By 1850 the remaining Aboriginal population had apparently established their home bases near to the pastoral stations. Pastoralists employed Aborigines as shepherds during the 1840s but also employed Chinese in that role.

Gold fever

With the discovery of gold in 1851, many Chinese and European workers left the pastoral properties abruptly to go to the diggings, sometimes apparently leaving flocks they had been tending to the mercy of dingoes. The flocks became scattered before the owners were aware of the situation. Michael quotes from the published account of what followed according to Mary Jane Cain, a mixed-race matriarch:

 “The squatters had to go practically cap in hand to the blacks they had dispensed with, and entreat them to again assume the role of shepherds. They got the flocks together, and generally made a good save. After that the squatters steered clear of Chinese labour for a long while”.
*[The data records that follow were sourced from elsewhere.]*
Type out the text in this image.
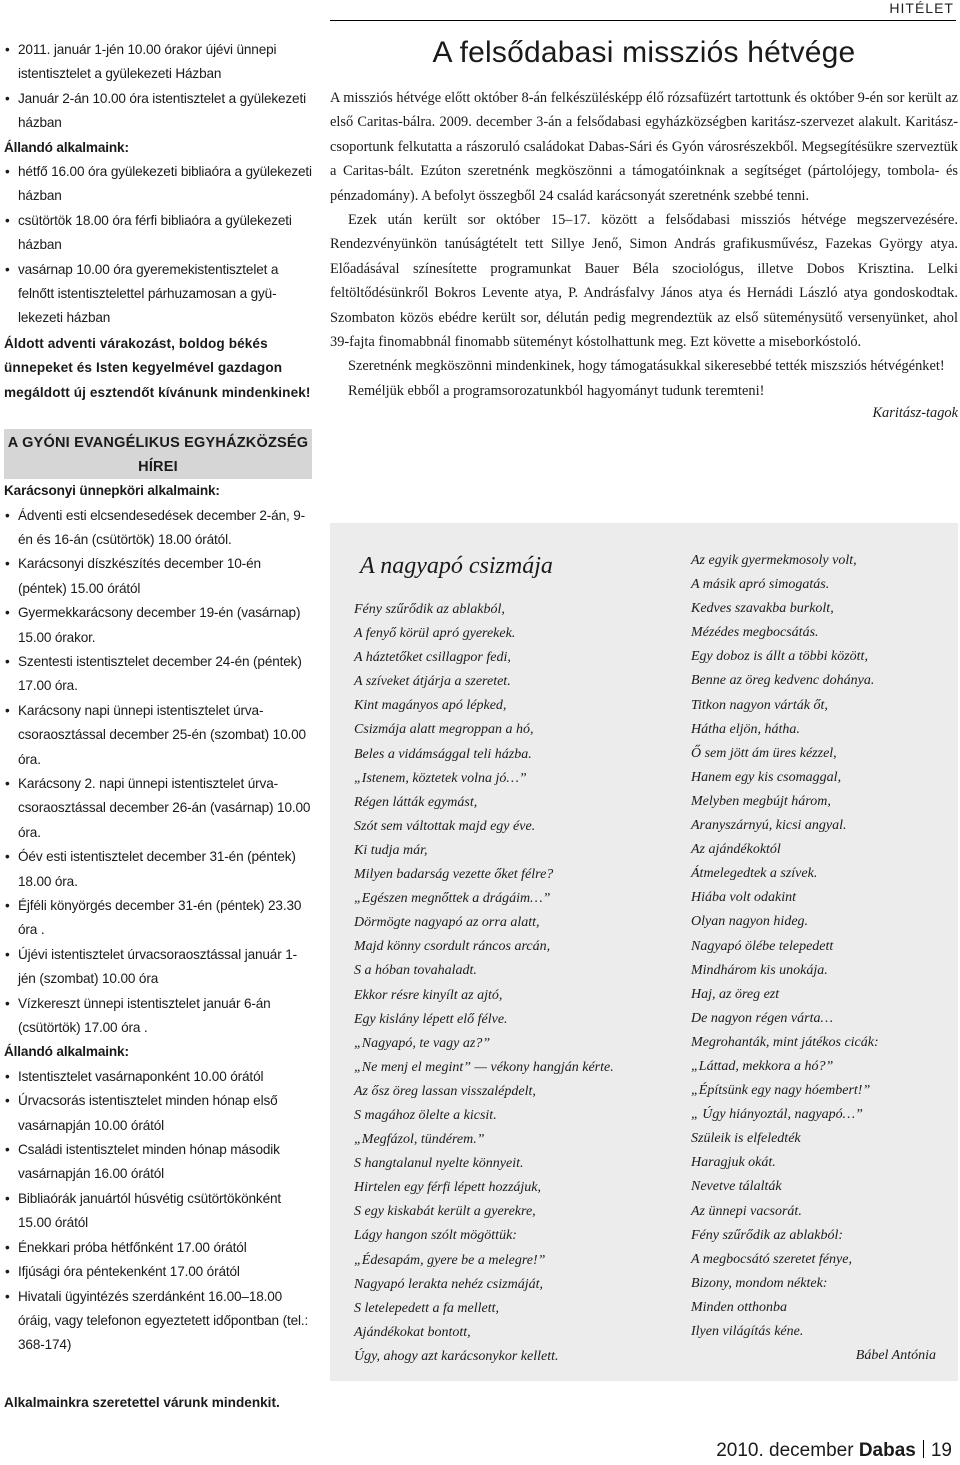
HITÉLET
• 2011. január 1-jén 10.00 órakor újévi ünnepi istentisztelet a gyülekezeti Házban
• Január 2-án 10.00 óra istentisztelet a gyülekezeti házban
Állandó alkalmaink:
• hétfő 16.00 óra gyülekezeti bibliaóra a gyülekezeti házban
• csütörtök 18.00 óra férfi bibliaóra a gyülekezeti házban
• vasárnap 10.00 óra gyeremekistentisztelet a felnőtt istentisztelettel párhuzamosan a gyülekezeti házban
Áldott adventi várakozást, boldog békés ünnepeket és Isten kegyelmével gazdagon megáldott új esztendőt kívánunk mindenkinek!
A GYÓNI EVANGÉLIKUS EGYHÁZKÖZSÉG HÍREI
Karácsonyi ünnepköri alkalmaink:
• Ádventi esti elcsendesedések december 2-án, 9-én és 16-án (csütörtök) 18.00 órától.
• Karácsonyi díszkészítés december 10-én (péntek) 15.00 órától
• Gyermekkarácsony december 19-én (vasárnap) 15.00 órakor.
• Szentesti istentisztelet december 24-én (péntek) 17.00 óra.
• Karácsony napi ünnepi istentisztelet úrvacsoraosztással december 25-én (szombat) 10.00 óra.
• Karácsony 2. napi ünnepi istentisztelet úrvacsoraosztással december 26-án (vasárnap) 10.00 óra.
• Óév esti istentisztelet december 31-én (péntek) 18.00 óra.
• Éjféli könyörgés december 31-én (péntek) 23.30 óra .
• Újévi istentisztelet úrvacsoraosztással január 1-jén (szombat) 10.00 óra
• Vízkereszt ünnepi istentisztelet január 6-án (csütörtök) 17.00 óra .
Állandó alkalmaink:
• Istentisztelet vasárnaponként 10.00 órától
• Úrvacsorás istentisztelet minden hónap első vasárnapján 10.00 órától
• Családi istentisztelet minden hónap második vasárnapján 16.00 órától
• Bibliaórák januártól húsvétig csütörtökönként 15.00 órától
• Énekkari próba hétfőnként 17.00 órától
• Ifjúsági óra péntekenként 17.00 órától
• Hivatali ügyintézés szerdánként 16.00–18.00 óráig, vagy telefonon egyeztetett időpontban (tel.: 368-174)
Alkalmainkra szeretettel várunk mindenkit.
A felsődabasi missziós hétvége

A missziós hétvége előtt október 8-án felkészülésképp élő rózsafüzért tartottunk és október 9-én sor került az első Caritas-bálra. 2009. december 3-án a felsődabasi egyházközségben karitász-szervezet alakult. Karitász-csoportunk felkutatta a rászoruló családokat Dabas-Sári és Gyón városrészekből. Megsegítésükre szerveztük a Caritas-bált. Ezúton szeretnénk megköszönni a támogatóinknak a segítséget (pártolójegy, tombola- és pénzadomány). A befolyt összegből 24 család karácsonyát szeretnénk szebbé tenni.

Ezek után került sor október 15–17. között a felsődabasi missziós hétvége megszervezésére. Rendezvényünkön tanúságtételt tett Sillye Jenő, Simon András grafikusművész, Fazekas György atya. Előadásával színesítette programunkat Bauer Béla szociológus, illetve Dobos Krisztina. Lelki feltöltődésünkről Bokros Levente atya, P. Andrásfalvy János atya és Hernádi László atya gondoskodtak. Szombaton közös ebédre került sor, délután pedig megrendeztük az első süteménysütő versenyünket, ahol 39-fajta finomabbnál finomabb süteményt kóstolhattunk meg. Ezt követte a miseborkóstoló.

Szeretnénk megköszönni mindenkinek, hogy támogatásukkal sikeresebbé tették miszsziós hétvégénket!

Reméljük ebből a programsorozatunkból hagyományt tudunk teremteni!

Karitász-tagok
A nagyapó csizmája
Fény szűrődik az ablakból,
A fenyő körül apró gyerekek.
A háztetőket csillagpor fedi,
A szíveket átjárja a szeretet.
Kint magányos apó lépked,
Csizmája alatt megroppan a hó,
Beles a vidámsággal teli házba.
„Istenem, köztetek volna jó…”
Régen látták egymást,
Szót sem váltottak majd egy éve.
Ki tudja már,
Milyen badarság vezette őket félre?
„Egészen megnőttek a drágáim…”
Dörmögte nagyapó az orra alatt,
Majd könny csordult ráncos arcán,
S a hóban tovahaladt.
Ekkor résre kinyílt az ajtó,
Egy kislány lépett elő félve.
„Nagyapó, te vagy az?”
„Ne menj el megint” — vékony hangján kérte.
Az ősz öreg lassan visszalépdelt,
S magához ölelte a kicsit.
„Megfázol, tündérem.”
S hangtalanul nyelte könnyeit.
Hirtelen egy férfi lépett hozzájuk,
S egy kiskabát került a gyerekre,
Lágy hangon szólt mögöttük:
„Édesapám, gyere be a melegre!”
Nagyapó lerakta nehéz csizmáját,
S letelepedett a fa mellett,
Ajándékokat bontott,
Úgy, ahogy azt karácsonykor kellett.
Az egyik gyermekmosoly volt,
A másik apró simogatás.
Kedves szavakba burkolt,
Mézédes megbocsátás.
Egy doboz is állt a többi között,
Benne az öreg kedvenc dohánya.
Titkon nagyon várták őt,
Hátha eljön, hátha.
Ő sem jött ám üres kézzel,
Hanem egy kis csomaggal,
Melyben megbújt három,
Aranyszárnyú, kicsi angyal.
Az ajándékoktól
Átmelegedtek a szívek.
Hiába volt odakint
Olyan nagyon hideg.
Nagyapó ölébe telepedett
Mindhárom kis unokája.
Haj, az öreg ezt
De nagyon régen várta…
Megrohanták, mint játékos cicák:
„Láttad, mekkora a hó?”
„Építsünk egy nagy hóembert!”
„ Úgy hiányoztál, nagyapó…”
Szüleik is elfeledték
Haragjuk okát.
Nevetve tálalták
Az ünnepi vacsorát.
Fény szűrődik az ablakból:
A megbocsátó szeretet fénye,
Bizony, mondom néktek:
Minden otthonba
Ilyen világítás kéne.
Bábel Antónia
2010. december Dabas 19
The discovery of gold apparently led indirectly to a substantial improvement in economic conditions for aboriginal people living on the Liverpool Plains.

Michael’s account of the indirect impact of gold fever led me to look further for other information on the impact of gold discoveries on the lives of Aborigines. Some accounts view it as “a second wave of dispossession”, but also note an increase in demand for the labour of Aboriginal people on pastoral properties at that time. Aborigines became employed as police on the goldfields. They sold food and clothing to the miners and were employed as guides. They also became expert gold seekers.

Ararat

The illustration at the top of this article is a painting by Edward Roper, which depicts the gold rush at Ararat, south-west Victoria, at its peak in the late 1850s. At the centre of the scene, an Aboriginal family observes the activity around them.

Michael has included the illustration in his book. I thought it appropriate to have it accompany this article because some of my ancestors came to the Ararat diggings in the 1850s and later settled in that district.

Conclusion

The more I learn about the detail of the impact of European occupation of Australia on Aboriginal people, the more persuaded I become that “European settlement” is an inadequate description of what happened. Words like “conquest” and “invasion” are also inadequate because they conjure up images of warfare that have little resemblance to the sporadic resistance that some of the occupants of this country offered to the European squatters. The detail includes massacres, but disease seems to have been a much more important cause of depopulation. The best option for the indigenous people was co-existence with the new occupiers, but that required a radical change in their lifestyles.

Seen in that context, the advent of gold fever in the 1850s opened new opportunities for Aborigines to become more heavily involved in pastoral activities. I see this as an interesting example of the way disadvantaged people can respond to new opportunities. I hope there were lasting benefits for at least some of the families involved but I have no evidence of that.